The likelihood that Mrs. Cunningham was Burdell’s widow had been somewhat undercut by the groom’s failure to point out the misspelling of his name on the marriage license. (It appeared as “Berdell.”) Possibly it was with a view to improving the Surrogate’s opinion of her that Mrs. Cunningham embarked on the pregnancy ploy. But Mrs. Cunningham’s doctor ratted her out to the district attorney, a man named A. Oakey Hall, who was to become a member of the infamous Tweed ring and mayor of New York.

He was, it appears, no ordinary prosecutor but something of an impresario manqué, a man who today might have made a name for himself as a minor auteur, producing straight-to-video movies, say, or reality television. “A lifelong lover of the arts,” according to American National Biography, Hall had moved to New York in 1848 “to take advantage of Gotham’s cultural opportunities.” By 1851, he was contributing whimsical little pieces to something called The International Magazine of Literature, Art, and Science.
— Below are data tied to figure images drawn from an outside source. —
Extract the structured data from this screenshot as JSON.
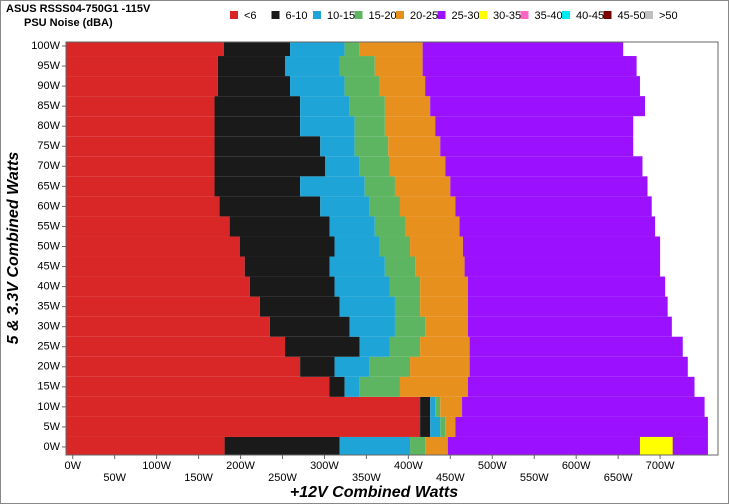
{
  "chart_data": {
    "type": "heatmap",
    "title": "ASUS RSSS04-750G1 -115V",
    "subtitle": "PSU Noise (dBA)",
    "x_label": "+12V Combined Watts",
    "y_label": "5 & 3.3V Combined Watts",
    "xlim": [
      -8,
      769
    ],
    "ylim": [
      -2,
      101
    ],
    "xticks": [
      {
        "value": 0,
        "label": "0W"
      },
      {
        "value": 50,
        "label": "50W"
      },
      {
        "value": 100,
        "label": "100W"
      },
      {
        "value": 150,
        "label": "150W"
      },
      {
        "value": 200,
        "label": "200W"
      },
      {
        "value": 250,
        "label": "250W"
      },
      {
        "value": 300,
        "label": "300W"
      },
      {
        "value": 350,
        "label": "350W"
      },
      {
        "value": 400,
        "label": "400W"
      },
      {
        "value": 450,
        "label": "450W"
      },
      {
        "value": 500,
        "label": "500W"
      },
      {
        "value": 550,
        "label": "550W"
      },
      {
        "value": 600,
        "label": "600W"
      },
      {
        "value": 650,
        "label": "650W"
      },
      {
        "value": 700,
        "label": "700W"
      }
    ],
    "yticks": [
      {
        "value": 0,
        "label": "0W"
      },
      {
        "value": 5,
        "label": "5W"
      },
      {
        "value": 10,
        "label": "10W"
      },
      {
        "value": 15,
        "label": "15W"
      },
      {
        "value": 20,
        "label": "20W"
      },
      {
        "value": 25,
        "label": "25W"
      },
      {
        "value": 30,
        "label": "30W"
      },
      {
        "value": 35,
        "label": "35W"
      },
      {
        "value": 40,
        "label": "40W"
      },
      {
        "value": 45,
        "label": "45W"
      },
      {
        "value": 50,
        "label": "50W"
      },
      {
        "value": 55,
        "label": "55W"
      },
      {
        "value": 60,
        "label": "60W"
      },
      {
        "value": 65,
        "label": "65W"
      },
      {
        "value": 70,
        "label": "70W"
      },
      {
        "value": 75,
        "label": "75W"
      },
      {
        "value": 80,
        "label": "80W"
      },
      {
        "value": 85,
        "label": "85W"
      },
      {
        "value": 90,
        "label": "90W"
      },
      {
        "value": 95,
        "label": "95W"
      },
      {
        "value": 100,
        "label": "100W"
      }
    ],
    "y": [
      0,
      5,
      10,
      15,
      20,
      25,
      30,
      35,
      40,
      45,
      50,
      55,
      60,
      65,
      70,
      75,
      80,
      85,
      90,
      95,
      100
    ],
    "series": [
      {
        "name": "<6",
        "color": "#d92727",
        "values": [
          181,
          414,
          414,
          306,
          271,
          253,
          235,
          223,
          211,
          205,
          199,
          187,
          175,
          169,
          169,
          169,
          169,
          169,
          173,
          173,
          180
        ]
      },
      {
        "name": "6-10",
        "color": "#1a1a1a",
        "values": [
          318,
          426,
          426,
          324,
          312,
          342,
          330,
          318,
          312,
          306,
          312,
          306,
          295,
          271,
          301,
          295,
          271,
          271,
          259,
          253,
          259
        ]
      },
      {
        "name": "10-15",
        "color": "#1ea4d6",
        "values": [
          402,
          438,
          432,
          342,
          354,
          378,
          384,
          384,
          378,
          372,
          366,
          360,
          354,
          348,
          342,
          336,
          336,
          330,
          324,
          318,
          324
        ]
      },
      {
        "name": "15-20",
        "color": "#5db562",
        "values": [
          420,
          444,
          438,
          390,
          402,
          414,
          420,
          414,
          414,
          408,
          402,
          396,
          390,
          384,
          378,
          376,
          372,
          372,
          366,
          360,
          342
        ]
      },
      {
        "name": "20-25",
        "color": "#e8901e",
        "values": [
          447,
          456,
          464,
          471,
          473,
          473,
          471,
          471,
          471,
          467,
          465,
          461,
          456,
          450,
          444,
          438,
          432,
          426,
          420,
          417,
          417
        ]
      },
      {
        "name": "25-30",
        "color": "#9a10ff",
        "values": [
          757,
          757,
          753,
          741,
          733,
          727,
          714,
          709,
          706,
          700,
          700,
          694,
          690,
          685,
          679,
          668,
          668,
          682,
          676,
          672,
          656
        ]
      },
      {
        "name": "30-35",
        "color": "#ffff00"
      },
      {
        "name": "35-40",
        "color": "#ff66c4"
      },
      {
        "name": "40-45",
        "color": "#00e8f0"
      },
      {
        "name": "45-50",
        "color": "#7a0000"
      },
      {
        "name": ">50",
        "color": "#c0c0c0"
      }
    ],
    "spots": [
      {
        "series": 6,
        "y": 0,
        "x": [
          676,
          715
        ]
      }
    ]
  }
}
One of these, a work of dramatic criticism, is entirely written in the voice of a lorgnette.

Hall proposed to Mrs. Cunningham’s physician, one Dr. David Uhl, that they collaborate on a complicated sting operation. He suggested that the doctor play along with Mrs. Cunningham, pretending to be in league with her, all the while reporting back to him. Mrs. Cunningham had asked Uhl to help her procure an infant that she might pass off as her own. She had, she said, $2000 to spend—half for him and half for the baby’s family. Hall told the doctor to go ahead and locate a suitable baby. In the charity wards at Bellevue a woman was found who was willing to be separated from her newborn child for a single night in exchange for a thousand dollars.

Hall’s plan involved stringing along Mrs. Cunningham—who at that point was claiming the birth to be almost imminent—for several weeks. While she strove to build up an illusion of gravidity (simulating cravings and nausea, expressing anxiety about whether she would go to term) Hall invented an elaborate cover story to explain how a complaisant mother had been found so easily: she could be a “California widow”—a woman anxious to remove the evidence of an ill-timed pregnancy achieved while her husband had been off panning for gold.
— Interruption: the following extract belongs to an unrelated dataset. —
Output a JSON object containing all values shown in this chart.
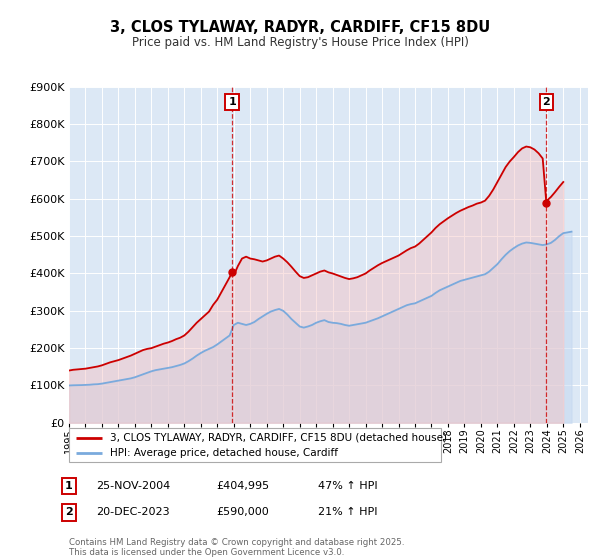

Hall also hired his brother-in-law from upstate, another doctor, whose role in the masquerade would be to transport the baby to 31 Bond. At Hall’s instigation, the two physicians scoured the Lower East Side for an apartment in which they might pretend this fictional mother was about to give birth. On Elm Street (now Elk Street) they found a wine-and-beer merchant with a set of rooms to let. Hall not only rented the rooms on Elm Street, he had them furnished and filled with props. He even brought in a Spring Street pharmacist to play the mother, when Mrs. Cunningham came by Elm Street at one point,  and the fellow put on a frilly cap and simulated birth pangs heroically from the bed.

To make a long story short, the police totally nailed it, and everything went off like clockwork. They let the baby arrive and be admitted to the house. Then before you could say “fallopian tube” they were up the front steps of No. 31 and in the door. Hall’s brother-in-law later claimed that on confronting Mrs. Cunningham he even remembered to say, “Do you claim this child as the child of Harvey Burdell?” to which he said she replied, “Of course—whose else should it be?” And that was it—busted.

Mrs. Cunningham, though arrested that night, was apparently never prosecuted for the Bogus Baby escapade. So it seems as if all that Hall had wanted was to put on a big show. In later years Hall himself would  be accused of fraud, but like Mrs. Cunningham would be acquitted. And though he would end his career in disgrace, he shares a biographer with Eugene O’Neill, which would no doubt have pleased him.

The baby in the case (and here is my point) wound up in Barnum’s American Museum, where it had a nice little run earning its mother $25 a week—Broadway’s first child star.

Incidentally, a No. 31 Bond Street still exists. Inside is a pretty little auditorium.